The book presents a story that is more than obvious in hindsight: that President Biden’s cognitive and physical decline was both visible and consequential, yet shielded from public reckoning by an inner circle more concerned with maintaining power than serving the public interest. While the reliance on anonymous sources makes definitive judgment difficult, the narrative aligns all too closely with the slow unraveling we all witnessed in real time, from stumbling around Normandy to being mentally absent in the key presidential discussion. And of course the awkward stage of “no, he is fine, it was just cold” and weeks of waiting for the new candidate.
If Tapper and Thompson’s account is accurate, then the actions of Biden’s advisers and family members represent a deep institutional failure. What we see is a sickly system – one where media deference, fundraising obsessions, and personal hubris trump any sort of “collective good”. This isn’t just about one man’s decision to run again; it’s about a party unable to check that decision, a media unwilling to dig deep soon enough, and a culture that continues to elevate personalities over resilient structures. Which is a problem hardly unique to American politics, but being very, very obvious there.
The consequences were immense. Biden’s disastrous performance didn’t just embarrass – it was one of the main factors deciding the election. And that is simply fair. The decision to run, whether Biden himself had the full mental capacity to make it or not, represents a moral and procedural failure shared by his advisors and the Democratic Party.
Looking back, this kind of cover-up appears uniquely egregious for a democratic country. But in my limited personal experience, I’ve seen how the psychological toll of leadership can deform perception, how inner circles develop to mask and manage decline rather than confront it. The moment between “huh, what is he saying” to “ok we need to do something about this” can take months. I do not have solutions, I am just sure glad that I took the coward’s way out and went out of politics for some time.
But apart from the personal anecdotes, one principle is quite key here. The public deserves to know when our leaders falter – especially in executive roles. Health, especially mental acuity, should not be a private matter when the stakes are global.

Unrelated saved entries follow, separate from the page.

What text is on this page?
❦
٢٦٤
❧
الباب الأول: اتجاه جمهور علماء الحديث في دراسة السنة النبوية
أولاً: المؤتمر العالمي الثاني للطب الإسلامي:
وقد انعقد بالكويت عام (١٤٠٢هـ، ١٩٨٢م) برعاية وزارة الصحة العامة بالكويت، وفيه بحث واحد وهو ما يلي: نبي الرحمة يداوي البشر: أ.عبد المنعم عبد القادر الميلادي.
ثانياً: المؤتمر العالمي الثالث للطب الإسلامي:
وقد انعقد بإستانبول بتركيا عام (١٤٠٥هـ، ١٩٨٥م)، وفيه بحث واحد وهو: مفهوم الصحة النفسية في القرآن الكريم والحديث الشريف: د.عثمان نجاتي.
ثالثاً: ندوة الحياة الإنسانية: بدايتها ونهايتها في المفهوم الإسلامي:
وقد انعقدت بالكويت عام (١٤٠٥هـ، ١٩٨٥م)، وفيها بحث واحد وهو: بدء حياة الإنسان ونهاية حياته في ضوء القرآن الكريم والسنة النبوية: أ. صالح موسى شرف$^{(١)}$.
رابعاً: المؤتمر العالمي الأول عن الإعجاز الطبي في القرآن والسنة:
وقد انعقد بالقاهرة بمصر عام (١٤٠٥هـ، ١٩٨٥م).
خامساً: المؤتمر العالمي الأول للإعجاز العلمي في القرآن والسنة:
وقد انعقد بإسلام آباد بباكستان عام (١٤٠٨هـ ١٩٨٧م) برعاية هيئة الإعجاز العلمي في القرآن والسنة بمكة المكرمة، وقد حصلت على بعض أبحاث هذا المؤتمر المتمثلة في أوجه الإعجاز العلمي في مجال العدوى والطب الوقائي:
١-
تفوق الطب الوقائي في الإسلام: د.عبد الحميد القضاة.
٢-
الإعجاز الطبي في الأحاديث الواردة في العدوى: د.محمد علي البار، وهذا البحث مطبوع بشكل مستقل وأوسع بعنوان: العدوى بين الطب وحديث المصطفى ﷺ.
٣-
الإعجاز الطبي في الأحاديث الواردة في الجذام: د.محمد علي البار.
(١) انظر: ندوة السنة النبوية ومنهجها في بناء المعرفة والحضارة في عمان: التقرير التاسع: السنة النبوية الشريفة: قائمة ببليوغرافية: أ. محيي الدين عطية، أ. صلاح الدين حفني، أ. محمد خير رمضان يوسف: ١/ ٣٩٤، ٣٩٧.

The media’s role remains essential but uncertain. Can journalism rise to meet its responsibilities in the current landscape? I’m not sure. But I do know this: my perspective on the 2024 election is now slightly more in the camp “that was a horrible, horrible mistake: and fully avoidable”. This wasn’t an unfortunate misstep. It was a preventable collapse. One that cost the world dearly.
What we need going forward is clear-eyed realism, stronger institutions, less reliance on individual charisma and “built image”: and genuine accountability. Leaders should not be overloaded beyond their limits, nor shielded when they begin to slip. In this, both Trump and Biden serve as cautionary tales—leaders whose faculties no longer fit the offices they occupied.